Movie Review: Atlantic City (1980)

An engrossing character study and crime drama, Atlantic City focuses on people, time, and a sense of place, with just the right dose of tense criminal activity.

Atlantic City is undergoing a transformation, with old heritage buildings and hotels being knocked down to make way for new casinos. Old-timer Lou (Burt Lancaster) is a low-key runner in a small numbers racket, and scratches a few more bucks by caring for his neighbour Grace (Kate Reid), a bed-ridden but demanding widow. Also living in the same building is Sally (Susan Sarandon), a server at a hotel fish bar training to become a croupier and dreaming of a career in Monte Carlo. Through his window, Lou admires Sally's nightly cleansing-with-lemons routine.

Sally's no-good husband Dave (Robert Joy) has run off with her sister Chrissie (Hollis McLaren), but now both show up in Atlantic City and want to stay with Sally. The free-spirited and pregnant Chrissie bonds with Grace over foot massages, while Dave recruits Lou's help to sell drugs he stole from thugs in Philadelphia. When Dave's drug-dealing career comes to a sudden end, Lou is left holding plenty of drugs and cash, and finally has an opportunity to impress Sally and experience his version of the big time.

Set in a milieu of questionable renewal, Atlantic City breathes deeply from the dust of demolition and reconstruction. Director Louis Malle ensure the city is an important lead character and a noisy participant in the process of erasing the past and striding into a future defined as better by virtue of investment. 

With the city in a half-state of renewal, no one is satisfied with the present, and Atlantic City is populated with a memorable set characters interacting during personal transitions. In an achingly honest script, writer John Guare laments the past with the romanticized lyricism necessary for the soul's survival. Lou's inclinations to harken back to yesteryear reveal a sometimes pathetic recasting of non-existent past glories, Lou living in a grandeur he built for himself to cover for so much nothingness. 

Meanwhile, Sally hates her past and lives for a future in Europe, her awful present consisting of peddling fish, battling the stink, and surviving the advances of a casino manager who may hold the key to her future. Her no-good but still soft-touch husband Dave is hustling for better days through drug dealing, Chrissie lives simultaneously in the past and future thanks to her reincarnation beliefs, and Grace feeds off exaggerated references to her dead husband's status in the old underworld.

When even the grandest old hotels are being demolished for something new, hope for a change in fortunes is eternal, and Lou is about to experience the best of times. He inherits more money than he ever handled, and awkwardly, but predictably, buys the most expensive outdated suit he can find. He then sets out to transform his voyeurism into courtship by throwing money at Sally's problems. And for a brief interlude, it appears possible that a sad old man without much of a past and a sad young woman with a vague future can find happiness together. 

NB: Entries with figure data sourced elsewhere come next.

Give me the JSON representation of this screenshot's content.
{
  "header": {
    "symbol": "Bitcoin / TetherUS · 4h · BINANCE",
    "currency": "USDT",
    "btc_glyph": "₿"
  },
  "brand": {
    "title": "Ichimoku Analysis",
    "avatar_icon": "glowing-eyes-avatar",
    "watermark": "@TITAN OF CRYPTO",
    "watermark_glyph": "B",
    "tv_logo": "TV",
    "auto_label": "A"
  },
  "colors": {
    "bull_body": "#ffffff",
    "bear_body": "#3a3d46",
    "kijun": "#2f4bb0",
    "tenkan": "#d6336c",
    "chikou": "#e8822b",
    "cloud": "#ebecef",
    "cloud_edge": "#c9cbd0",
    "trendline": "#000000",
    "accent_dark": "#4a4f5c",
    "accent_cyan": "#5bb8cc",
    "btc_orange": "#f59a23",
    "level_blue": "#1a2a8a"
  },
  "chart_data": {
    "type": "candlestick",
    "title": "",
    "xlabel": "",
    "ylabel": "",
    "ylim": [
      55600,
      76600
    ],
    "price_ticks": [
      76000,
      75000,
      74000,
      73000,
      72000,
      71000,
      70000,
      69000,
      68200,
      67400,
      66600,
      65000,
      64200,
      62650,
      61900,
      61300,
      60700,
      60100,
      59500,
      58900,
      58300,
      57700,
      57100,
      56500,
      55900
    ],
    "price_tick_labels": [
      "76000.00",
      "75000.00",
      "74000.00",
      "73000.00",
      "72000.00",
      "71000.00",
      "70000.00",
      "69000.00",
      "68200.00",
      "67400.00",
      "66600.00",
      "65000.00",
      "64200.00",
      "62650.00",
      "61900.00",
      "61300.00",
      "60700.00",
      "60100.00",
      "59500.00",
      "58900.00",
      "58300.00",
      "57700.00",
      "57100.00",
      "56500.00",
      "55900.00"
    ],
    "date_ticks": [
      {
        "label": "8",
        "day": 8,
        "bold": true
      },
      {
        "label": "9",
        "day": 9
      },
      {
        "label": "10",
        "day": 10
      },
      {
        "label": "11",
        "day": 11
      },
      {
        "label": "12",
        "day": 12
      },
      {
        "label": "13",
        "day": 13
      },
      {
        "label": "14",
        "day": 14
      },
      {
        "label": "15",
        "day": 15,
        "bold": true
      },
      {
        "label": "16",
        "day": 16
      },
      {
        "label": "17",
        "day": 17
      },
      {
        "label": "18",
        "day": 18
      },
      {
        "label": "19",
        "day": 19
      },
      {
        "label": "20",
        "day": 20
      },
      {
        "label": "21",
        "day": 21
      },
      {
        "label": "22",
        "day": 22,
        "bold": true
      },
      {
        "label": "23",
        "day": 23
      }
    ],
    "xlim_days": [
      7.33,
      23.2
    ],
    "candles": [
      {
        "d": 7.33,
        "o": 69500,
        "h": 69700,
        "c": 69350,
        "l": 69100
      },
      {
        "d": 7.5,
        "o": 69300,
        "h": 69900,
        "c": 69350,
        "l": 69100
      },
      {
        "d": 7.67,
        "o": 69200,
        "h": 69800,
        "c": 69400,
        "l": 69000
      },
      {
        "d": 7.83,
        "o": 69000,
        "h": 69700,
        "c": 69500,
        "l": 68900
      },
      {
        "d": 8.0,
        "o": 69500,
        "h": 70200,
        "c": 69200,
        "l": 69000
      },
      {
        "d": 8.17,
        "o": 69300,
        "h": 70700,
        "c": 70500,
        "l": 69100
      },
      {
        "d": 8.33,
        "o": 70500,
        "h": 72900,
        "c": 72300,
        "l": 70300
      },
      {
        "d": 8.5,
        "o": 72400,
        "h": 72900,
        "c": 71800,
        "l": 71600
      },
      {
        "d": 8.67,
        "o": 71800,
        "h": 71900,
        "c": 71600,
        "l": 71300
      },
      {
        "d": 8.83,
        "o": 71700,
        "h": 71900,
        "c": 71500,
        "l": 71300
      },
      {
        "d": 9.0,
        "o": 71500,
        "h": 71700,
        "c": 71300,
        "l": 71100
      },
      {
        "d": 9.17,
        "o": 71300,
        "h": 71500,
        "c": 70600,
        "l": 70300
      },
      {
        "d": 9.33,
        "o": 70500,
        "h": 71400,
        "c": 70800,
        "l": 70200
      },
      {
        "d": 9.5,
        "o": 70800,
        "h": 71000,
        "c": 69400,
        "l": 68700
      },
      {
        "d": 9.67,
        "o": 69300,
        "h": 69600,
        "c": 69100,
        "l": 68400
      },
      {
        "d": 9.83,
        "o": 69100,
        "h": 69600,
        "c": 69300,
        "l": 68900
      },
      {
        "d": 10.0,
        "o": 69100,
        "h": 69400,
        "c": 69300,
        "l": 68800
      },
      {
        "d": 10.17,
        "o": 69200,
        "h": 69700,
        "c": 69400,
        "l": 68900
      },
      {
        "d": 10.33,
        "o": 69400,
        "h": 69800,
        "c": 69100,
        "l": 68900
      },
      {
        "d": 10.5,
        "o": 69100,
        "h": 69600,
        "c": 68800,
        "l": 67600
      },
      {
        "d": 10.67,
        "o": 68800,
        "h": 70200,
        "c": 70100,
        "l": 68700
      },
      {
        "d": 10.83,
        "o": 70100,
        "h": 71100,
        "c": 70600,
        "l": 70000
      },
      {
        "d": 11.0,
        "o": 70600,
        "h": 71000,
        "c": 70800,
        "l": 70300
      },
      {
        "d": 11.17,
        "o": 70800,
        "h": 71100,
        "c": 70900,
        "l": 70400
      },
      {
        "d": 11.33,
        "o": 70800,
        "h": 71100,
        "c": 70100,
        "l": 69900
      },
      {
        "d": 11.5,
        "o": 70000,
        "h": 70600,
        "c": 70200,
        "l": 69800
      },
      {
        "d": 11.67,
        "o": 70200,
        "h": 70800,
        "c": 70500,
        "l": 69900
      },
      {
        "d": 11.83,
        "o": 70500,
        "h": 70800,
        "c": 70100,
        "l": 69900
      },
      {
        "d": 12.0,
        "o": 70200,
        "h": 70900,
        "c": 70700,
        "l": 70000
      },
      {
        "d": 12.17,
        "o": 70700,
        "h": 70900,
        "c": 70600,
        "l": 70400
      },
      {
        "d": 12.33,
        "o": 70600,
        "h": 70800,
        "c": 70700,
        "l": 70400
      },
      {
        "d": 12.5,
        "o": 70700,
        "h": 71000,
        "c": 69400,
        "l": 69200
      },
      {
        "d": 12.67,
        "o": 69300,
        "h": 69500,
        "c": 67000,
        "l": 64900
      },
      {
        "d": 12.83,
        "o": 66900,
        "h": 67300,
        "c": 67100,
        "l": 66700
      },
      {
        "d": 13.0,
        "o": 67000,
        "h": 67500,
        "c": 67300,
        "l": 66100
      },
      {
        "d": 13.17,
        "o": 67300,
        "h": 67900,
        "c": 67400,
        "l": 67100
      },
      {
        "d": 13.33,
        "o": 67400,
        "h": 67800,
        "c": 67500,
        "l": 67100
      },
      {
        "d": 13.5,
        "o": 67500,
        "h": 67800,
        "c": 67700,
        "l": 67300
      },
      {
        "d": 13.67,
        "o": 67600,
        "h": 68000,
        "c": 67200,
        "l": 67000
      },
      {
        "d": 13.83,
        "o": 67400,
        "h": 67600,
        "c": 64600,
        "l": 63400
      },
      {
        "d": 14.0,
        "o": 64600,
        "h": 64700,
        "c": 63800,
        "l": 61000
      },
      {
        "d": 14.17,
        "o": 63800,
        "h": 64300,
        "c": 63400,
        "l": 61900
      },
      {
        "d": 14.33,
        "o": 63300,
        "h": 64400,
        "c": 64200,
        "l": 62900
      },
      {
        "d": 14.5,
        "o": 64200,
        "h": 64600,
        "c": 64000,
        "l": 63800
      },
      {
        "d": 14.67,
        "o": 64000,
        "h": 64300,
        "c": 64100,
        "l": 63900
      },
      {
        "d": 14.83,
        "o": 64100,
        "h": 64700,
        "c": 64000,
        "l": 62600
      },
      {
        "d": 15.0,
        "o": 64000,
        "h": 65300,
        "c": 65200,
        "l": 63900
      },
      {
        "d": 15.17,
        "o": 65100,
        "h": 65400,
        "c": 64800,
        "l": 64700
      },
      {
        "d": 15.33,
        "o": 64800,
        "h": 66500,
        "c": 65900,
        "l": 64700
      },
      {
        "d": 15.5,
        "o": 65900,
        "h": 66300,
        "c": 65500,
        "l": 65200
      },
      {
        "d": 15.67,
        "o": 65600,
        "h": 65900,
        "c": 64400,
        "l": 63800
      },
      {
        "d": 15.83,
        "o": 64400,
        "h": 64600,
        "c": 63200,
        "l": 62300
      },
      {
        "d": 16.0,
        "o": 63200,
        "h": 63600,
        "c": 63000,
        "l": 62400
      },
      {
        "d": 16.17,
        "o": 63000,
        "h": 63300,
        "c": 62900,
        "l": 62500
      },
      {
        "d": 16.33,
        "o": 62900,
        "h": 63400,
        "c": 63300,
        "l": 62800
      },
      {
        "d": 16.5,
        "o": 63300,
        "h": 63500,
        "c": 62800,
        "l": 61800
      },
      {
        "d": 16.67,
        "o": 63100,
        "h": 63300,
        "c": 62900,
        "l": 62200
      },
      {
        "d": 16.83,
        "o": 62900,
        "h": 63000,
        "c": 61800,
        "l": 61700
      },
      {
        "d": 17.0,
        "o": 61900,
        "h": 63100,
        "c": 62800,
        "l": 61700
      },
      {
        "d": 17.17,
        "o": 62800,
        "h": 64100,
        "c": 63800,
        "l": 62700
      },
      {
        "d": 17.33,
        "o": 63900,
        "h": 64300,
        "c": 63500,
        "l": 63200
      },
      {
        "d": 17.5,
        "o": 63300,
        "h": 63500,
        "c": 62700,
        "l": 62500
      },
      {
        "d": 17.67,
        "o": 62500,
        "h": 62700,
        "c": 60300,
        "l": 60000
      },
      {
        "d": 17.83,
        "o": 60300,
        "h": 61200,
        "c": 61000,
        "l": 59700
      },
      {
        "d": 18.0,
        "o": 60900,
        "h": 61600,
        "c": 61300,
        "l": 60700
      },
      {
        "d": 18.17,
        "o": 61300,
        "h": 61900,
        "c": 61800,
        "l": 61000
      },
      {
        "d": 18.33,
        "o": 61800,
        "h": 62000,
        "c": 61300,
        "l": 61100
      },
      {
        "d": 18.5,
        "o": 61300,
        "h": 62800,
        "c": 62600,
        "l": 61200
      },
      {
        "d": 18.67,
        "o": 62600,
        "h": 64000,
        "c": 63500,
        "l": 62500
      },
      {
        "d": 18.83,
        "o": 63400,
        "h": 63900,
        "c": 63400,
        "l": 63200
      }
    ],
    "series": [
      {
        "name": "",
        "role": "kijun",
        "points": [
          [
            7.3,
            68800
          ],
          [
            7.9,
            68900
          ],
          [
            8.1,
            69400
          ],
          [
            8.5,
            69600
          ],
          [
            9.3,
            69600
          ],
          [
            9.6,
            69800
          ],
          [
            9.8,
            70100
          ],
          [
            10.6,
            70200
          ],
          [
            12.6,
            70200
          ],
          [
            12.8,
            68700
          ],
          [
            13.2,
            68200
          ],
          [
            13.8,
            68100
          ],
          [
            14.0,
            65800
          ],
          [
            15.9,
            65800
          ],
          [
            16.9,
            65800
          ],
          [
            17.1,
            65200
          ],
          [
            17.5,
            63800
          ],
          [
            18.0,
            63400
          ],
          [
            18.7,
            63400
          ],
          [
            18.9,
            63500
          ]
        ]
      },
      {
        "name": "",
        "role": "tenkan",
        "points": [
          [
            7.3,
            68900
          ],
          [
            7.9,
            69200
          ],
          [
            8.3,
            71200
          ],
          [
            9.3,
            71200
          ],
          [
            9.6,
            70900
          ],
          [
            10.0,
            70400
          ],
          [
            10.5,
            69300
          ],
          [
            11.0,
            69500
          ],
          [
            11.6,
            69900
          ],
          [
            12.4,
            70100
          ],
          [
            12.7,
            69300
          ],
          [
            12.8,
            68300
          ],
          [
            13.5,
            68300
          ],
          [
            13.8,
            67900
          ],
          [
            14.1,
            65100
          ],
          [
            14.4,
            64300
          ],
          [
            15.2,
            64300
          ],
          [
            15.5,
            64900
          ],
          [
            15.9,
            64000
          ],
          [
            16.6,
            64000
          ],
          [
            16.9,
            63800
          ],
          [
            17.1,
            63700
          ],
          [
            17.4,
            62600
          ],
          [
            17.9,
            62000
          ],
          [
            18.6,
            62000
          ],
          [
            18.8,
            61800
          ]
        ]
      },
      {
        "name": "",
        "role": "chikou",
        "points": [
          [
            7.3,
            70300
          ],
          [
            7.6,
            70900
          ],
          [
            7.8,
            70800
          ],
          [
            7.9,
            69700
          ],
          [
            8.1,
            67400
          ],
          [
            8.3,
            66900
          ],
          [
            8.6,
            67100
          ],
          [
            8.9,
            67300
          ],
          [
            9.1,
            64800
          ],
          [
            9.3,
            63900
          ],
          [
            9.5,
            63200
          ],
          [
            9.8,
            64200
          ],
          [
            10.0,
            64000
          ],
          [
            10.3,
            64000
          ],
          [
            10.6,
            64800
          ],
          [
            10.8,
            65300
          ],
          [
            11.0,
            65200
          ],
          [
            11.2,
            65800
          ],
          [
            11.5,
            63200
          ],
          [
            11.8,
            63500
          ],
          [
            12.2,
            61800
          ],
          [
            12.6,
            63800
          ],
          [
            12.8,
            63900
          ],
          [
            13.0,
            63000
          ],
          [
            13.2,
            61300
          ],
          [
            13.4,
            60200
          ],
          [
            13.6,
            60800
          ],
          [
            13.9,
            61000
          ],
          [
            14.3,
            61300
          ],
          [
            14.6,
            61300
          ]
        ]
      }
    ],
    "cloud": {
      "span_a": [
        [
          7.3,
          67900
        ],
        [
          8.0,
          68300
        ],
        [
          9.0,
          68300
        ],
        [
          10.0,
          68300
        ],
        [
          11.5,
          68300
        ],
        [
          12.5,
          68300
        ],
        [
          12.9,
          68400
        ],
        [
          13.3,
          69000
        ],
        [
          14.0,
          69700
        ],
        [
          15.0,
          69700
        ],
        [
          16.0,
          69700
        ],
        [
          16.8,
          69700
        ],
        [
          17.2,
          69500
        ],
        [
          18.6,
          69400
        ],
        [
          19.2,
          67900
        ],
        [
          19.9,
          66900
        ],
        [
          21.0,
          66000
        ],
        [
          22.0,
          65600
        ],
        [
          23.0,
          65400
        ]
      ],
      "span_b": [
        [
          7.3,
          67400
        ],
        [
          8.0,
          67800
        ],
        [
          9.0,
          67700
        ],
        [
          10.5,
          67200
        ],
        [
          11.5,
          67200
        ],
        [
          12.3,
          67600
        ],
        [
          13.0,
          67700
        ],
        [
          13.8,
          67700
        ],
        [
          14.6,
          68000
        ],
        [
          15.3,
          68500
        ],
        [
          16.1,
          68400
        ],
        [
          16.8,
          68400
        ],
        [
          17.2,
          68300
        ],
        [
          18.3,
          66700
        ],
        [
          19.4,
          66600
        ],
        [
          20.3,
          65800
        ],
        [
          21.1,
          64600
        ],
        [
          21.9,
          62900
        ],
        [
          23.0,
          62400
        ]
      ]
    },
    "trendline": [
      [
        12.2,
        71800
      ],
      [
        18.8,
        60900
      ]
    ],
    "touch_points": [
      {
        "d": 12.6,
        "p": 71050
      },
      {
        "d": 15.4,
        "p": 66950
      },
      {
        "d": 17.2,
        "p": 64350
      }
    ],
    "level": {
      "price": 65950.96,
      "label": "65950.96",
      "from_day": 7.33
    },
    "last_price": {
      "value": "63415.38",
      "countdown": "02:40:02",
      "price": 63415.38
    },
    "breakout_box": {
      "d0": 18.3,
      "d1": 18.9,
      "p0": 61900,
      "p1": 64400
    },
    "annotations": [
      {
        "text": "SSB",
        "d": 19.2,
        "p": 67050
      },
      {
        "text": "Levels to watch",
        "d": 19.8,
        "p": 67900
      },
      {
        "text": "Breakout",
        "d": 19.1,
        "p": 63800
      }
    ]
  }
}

The entire cast shines, led by Burt Lancaster in a soulful mood, allowing Lou to relax into his advancing years but deftly revealing his small-time foundations. Susan Sarandon conveys Sally's state of constant aggravation in search of a ticket to elsewhere, her eyes quick to realize she needs help from men she will never tolerate. 

Atlantic City will change but persevere, in some form. Lou and Sally will also dream of better days past and future, but have less time and ability to redefine who they truly are.